The protester at the other occupied church in Boston have preemptively offered any offers from the archdiocese if they resemble the one made to St. Albert’s in Weymouth, or a solution like the one in East Boston that means the parish is closing. Nice to see they have an open mind.

And once again, we have revealed to us the poor state of catechsesis and are given an understanding of the mindset. What’s important to these people is not the sacraments, especially the Eucharist, or true worship of God, or belonging to the universal Church, the Body of Christ. No, they have become congregationalists for whom the community is most important.

As wonderful as it would be for churches holding vigils to be allowed to hold Mass, parish council member Gail Trainor said parishioners are looking for more than that.

“People are looking to keep their vibrant, healthy communities together. That they would give up their vigil, which they wholeheartedly believe in, is not something that is probably ever going to happen,” she said.

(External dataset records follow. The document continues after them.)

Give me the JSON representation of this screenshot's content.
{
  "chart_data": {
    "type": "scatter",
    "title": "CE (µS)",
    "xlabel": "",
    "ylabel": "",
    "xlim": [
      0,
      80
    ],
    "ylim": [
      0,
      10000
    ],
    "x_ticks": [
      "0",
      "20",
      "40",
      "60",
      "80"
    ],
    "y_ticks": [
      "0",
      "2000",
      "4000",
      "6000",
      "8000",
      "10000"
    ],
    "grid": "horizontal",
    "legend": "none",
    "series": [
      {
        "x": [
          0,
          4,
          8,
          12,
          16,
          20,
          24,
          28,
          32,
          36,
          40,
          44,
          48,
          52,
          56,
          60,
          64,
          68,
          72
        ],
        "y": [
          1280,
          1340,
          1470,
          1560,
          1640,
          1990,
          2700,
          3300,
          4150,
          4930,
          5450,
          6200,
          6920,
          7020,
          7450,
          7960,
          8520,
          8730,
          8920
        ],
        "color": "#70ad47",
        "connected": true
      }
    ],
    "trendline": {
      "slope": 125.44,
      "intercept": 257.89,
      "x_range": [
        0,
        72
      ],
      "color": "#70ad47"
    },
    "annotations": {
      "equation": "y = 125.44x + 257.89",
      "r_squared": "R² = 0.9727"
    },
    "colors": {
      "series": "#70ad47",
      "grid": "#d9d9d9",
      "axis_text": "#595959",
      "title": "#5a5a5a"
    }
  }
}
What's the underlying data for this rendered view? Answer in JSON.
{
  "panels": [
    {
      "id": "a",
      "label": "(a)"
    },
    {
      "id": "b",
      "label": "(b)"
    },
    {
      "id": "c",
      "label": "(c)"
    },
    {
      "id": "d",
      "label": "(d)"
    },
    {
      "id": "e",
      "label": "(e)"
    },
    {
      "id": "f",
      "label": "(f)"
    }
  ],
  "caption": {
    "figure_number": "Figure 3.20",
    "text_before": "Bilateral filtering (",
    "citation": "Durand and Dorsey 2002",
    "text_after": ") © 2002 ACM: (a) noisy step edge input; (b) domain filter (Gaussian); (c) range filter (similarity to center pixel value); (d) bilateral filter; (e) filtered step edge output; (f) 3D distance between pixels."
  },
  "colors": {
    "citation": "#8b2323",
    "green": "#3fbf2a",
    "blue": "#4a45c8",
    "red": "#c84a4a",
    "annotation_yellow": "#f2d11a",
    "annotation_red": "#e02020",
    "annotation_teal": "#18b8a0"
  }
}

The Mass is supposed to be the source and summit of the Christian life.  Jesus said: “I am the living bread that came down from heaven; whoever eats this bread will live forever; and the bread that I will give is my flesh for the life of the world. … Amen, amen, I say to you, unless you eat the flesh of the Son of Man and drink his blood, you do not have life within you.” (John 6:51, 53) It is not vibrant, healthy communities that will save us; communities will not bring us eternal life. It is the Eucharist that gives us life, and it the Eucharist is received in the Mass, which itself is the true worship of God who is all deserving of all our love and worship. Prayer services and vigils are nice, but they are not participation in the sacrifice of Christ; they are not the standing in the throne of God, while our High Priest presents Himself as the Victim for our sins and the sins of the whole world and then leads us in praise and glorification of the Father.

As a Catholic, I find it incomprehensible that anyone could say that Mass is nice, but we want our community. It’s just not right.

Written by
Domenico Bettinelli
  • I think someone should take the phrase “Paris is worth a Mass” (or whatever it was) and change it to fit this.

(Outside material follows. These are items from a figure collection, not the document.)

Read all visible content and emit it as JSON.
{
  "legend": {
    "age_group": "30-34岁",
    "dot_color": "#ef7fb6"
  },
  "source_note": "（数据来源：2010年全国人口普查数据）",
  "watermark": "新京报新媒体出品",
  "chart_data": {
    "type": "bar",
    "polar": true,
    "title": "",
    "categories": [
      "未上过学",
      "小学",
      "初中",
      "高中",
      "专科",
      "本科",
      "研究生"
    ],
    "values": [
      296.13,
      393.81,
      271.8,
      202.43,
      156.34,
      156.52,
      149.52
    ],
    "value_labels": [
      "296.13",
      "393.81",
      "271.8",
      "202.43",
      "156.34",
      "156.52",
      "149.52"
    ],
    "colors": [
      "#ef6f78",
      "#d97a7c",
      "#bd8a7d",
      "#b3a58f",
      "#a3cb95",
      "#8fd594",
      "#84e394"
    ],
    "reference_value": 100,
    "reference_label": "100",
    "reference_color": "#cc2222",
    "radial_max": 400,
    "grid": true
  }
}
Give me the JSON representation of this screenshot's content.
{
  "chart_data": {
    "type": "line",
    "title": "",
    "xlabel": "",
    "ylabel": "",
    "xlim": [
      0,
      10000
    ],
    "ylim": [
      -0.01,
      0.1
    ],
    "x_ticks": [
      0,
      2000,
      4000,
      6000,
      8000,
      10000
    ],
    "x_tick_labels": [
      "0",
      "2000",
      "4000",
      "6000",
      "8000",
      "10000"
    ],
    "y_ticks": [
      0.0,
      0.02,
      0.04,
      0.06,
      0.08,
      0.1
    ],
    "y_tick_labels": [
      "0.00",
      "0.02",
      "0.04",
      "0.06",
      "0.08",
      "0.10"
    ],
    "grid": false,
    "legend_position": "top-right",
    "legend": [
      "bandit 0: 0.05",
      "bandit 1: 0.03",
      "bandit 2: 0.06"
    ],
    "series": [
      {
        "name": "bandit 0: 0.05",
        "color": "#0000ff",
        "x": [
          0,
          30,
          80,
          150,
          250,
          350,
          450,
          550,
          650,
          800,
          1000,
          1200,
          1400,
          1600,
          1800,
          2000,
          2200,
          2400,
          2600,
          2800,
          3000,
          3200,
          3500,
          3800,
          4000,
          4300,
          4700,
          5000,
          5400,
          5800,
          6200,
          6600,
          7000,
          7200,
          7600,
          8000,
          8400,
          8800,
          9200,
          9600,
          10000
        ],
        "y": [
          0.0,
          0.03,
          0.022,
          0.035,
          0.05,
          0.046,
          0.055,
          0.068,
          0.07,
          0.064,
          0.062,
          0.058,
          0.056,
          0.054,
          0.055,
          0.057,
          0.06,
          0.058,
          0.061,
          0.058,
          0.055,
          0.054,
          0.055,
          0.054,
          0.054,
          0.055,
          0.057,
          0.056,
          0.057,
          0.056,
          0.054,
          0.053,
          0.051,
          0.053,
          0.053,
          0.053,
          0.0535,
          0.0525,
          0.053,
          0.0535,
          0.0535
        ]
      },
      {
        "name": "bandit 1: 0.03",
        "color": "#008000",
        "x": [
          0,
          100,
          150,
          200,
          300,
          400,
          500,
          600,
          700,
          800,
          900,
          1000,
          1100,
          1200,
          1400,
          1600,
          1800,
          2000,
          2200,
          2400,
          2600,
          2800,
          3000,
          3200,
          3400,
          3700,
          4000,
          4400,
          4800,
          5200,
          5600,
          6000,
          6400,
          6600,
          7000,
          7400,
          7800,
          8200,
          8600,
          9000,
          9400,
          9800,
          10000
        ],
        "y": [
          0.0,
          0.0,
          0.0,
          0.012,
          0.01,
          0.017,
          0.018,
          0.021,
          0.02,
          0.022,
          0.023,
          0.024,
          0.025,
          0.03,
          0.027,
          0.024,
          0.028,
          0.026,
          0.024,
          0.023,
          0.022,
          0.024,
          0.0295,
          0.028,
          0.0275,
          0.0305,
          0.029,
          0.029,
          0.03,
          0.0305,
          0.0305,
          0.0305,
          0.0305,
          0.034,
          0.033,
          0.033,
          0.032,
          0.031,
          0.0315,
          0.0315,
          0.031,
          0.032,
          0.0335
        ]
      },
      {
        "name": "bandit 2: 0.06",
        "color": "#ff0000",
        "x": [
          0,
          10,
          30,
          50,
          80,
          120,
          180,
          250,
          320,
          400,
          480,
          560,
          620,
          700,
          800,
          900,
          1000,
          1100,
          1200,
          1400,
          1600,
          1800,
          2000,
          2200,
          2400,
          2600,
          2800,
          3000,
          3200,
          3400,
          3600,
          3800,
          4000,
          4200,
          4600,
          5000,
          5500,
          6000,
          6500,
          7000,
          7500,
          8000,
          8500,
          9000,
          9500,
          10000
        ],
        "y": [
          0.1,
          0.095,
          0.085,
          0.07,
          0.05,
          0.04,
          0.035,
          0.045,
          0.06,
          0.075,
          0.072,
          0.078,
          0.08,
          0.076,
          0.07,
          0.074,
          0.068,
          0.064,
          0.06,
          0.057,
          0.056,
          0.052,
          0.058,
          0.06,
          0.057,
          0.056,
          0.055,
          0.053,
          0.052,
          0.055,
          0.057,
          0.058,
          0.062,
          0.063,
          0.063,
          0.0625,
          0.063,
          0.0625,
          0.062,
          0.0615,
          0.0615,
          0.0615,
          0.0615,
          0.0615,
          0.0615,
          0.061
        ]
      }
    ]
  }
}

    If this community is so vibrant, why are they dependent upon a particular building?  I have had to go to Mass at student centers and rented spaces before, when there was no nearby permanent church.  If they care about their community so much, they can just rent out space somewhere and have their Bible study groups (ha!), yoga, whatever.  I knew many a protestant church that rented space from schools, storefronts, etc… are they saying their community is weaker than those? 

    Well, we can already tell how strong this community is. 

  • Lex orandi, lex credendi.

    When you have been taught that the Mass is first and foremost a celebration of the gathered community, this mindset is going to develop over time.  It’s inevitable.  This Body has lost sight of its Head, and this phenomenon is more common than I care to discuss.